Ten months have passed since the March 15 terror attacks which killed 51 people and injured 49 more. In the wake of the attacks, members of the Muslim community say their mental and emotional wellbeing has suffered drastically. 

A report by the Office of Ethnic Communities (OEC) spoke to 250 members of the community from all across New Zealand to understand how to ensure their health and wellbeing. 

Those who spoke to the OEC expressed a need to be more vigilant with their personal safety since the massacre. 

"They felt a need to know escape routes, note who is around, and to know what places to avoid at night," read the report released on Friday. 

"Women especially told us they feel vulnerable because for many their clothing visibly identifies them as Muslim."

While respondents acknowledged and appreciated the support they received from the wider community, and the increase of knowledge about Islam, many said there had been an increase in Islamaphobia.

"Racist, hateful and Islamaphobic comments continue and, in many instances, had in fact become more overt, either face-to-face or on social media," read the report. 

"Overall, feelings of vulnerability, reduced mental wellbeing and incidents of racism appear to outweigh positive feelings and experiences," read the report. 
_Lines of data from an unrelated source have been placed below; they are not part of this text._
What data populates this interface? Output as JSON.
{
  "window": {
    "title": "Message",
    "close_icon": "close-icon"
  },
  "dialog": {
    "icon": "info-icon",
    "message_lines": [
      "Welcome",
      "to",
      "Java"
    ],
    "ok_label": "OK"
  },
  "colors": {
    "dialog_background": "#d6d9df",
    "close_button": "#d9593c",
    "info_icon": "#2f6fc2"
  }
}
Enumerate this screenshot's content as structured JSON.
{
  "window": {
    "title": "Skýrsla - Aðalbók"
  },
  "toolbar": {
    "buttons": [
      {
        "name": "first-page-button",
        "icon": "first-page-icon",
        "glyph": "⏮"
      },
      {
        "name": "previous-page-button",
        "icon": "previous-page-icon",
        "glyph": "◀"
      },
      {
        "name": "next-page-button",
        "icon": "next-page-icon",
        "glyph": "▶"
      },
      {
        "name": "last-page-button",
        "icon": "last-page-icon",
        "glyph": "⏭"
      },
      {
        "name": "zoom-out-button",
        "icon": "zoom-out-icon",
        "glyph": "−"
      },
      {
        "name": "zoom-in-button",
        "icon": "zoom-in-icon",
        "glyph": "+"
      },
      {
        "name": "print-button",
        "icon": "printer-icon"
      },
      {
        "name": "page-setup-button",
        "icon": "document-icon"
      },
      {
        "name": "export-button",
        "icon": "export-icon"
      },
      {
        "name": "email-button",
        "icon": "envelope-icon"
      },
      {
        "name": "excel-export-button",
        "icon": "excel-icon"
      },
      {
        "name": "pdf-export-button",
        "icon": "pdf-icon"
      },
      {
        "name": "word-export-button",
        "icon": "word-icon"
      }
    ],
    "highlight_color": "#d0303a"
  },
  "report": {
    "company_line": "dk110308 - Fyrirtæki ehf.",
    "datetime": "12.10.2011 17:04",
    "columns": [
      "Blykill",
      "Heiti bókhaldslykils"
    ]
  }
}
The report found a need for the Government to ensure better diversity in education and employment.

"The curriculum at all levels needs to better reflect the diversity of our student body by including lessons on different cultures, religions, minority groups and their history," it read.

In line with this, the report highlights the need for businesses to be more inclusive.

"There is room to create better work environments for diverse staff, for example, allowing for prayer time and providing prayer space,"

"There needs to be wider acknowledgement of the benefits of a diverse workforce, and more work done to build inclusive workplaces and create equal opportunities."

Muslim women said wearing hijab and burqa is a real hindrance in finding employment.

"It feels as though there is a certain image of what a New Zealander is, and I don't fit that description," one person told the OEC.

As a result of the report, the OEC will bump it's funding for the Ethnic Communities Development Fund to $4.2 million.

This money will be used to support research projects and fund programmes which focus on social inclusion, community development, education and employment.  

The OEC will also work alongside the Ministry of Justice to introduce new legislation to strengthen counter-terrorism laws.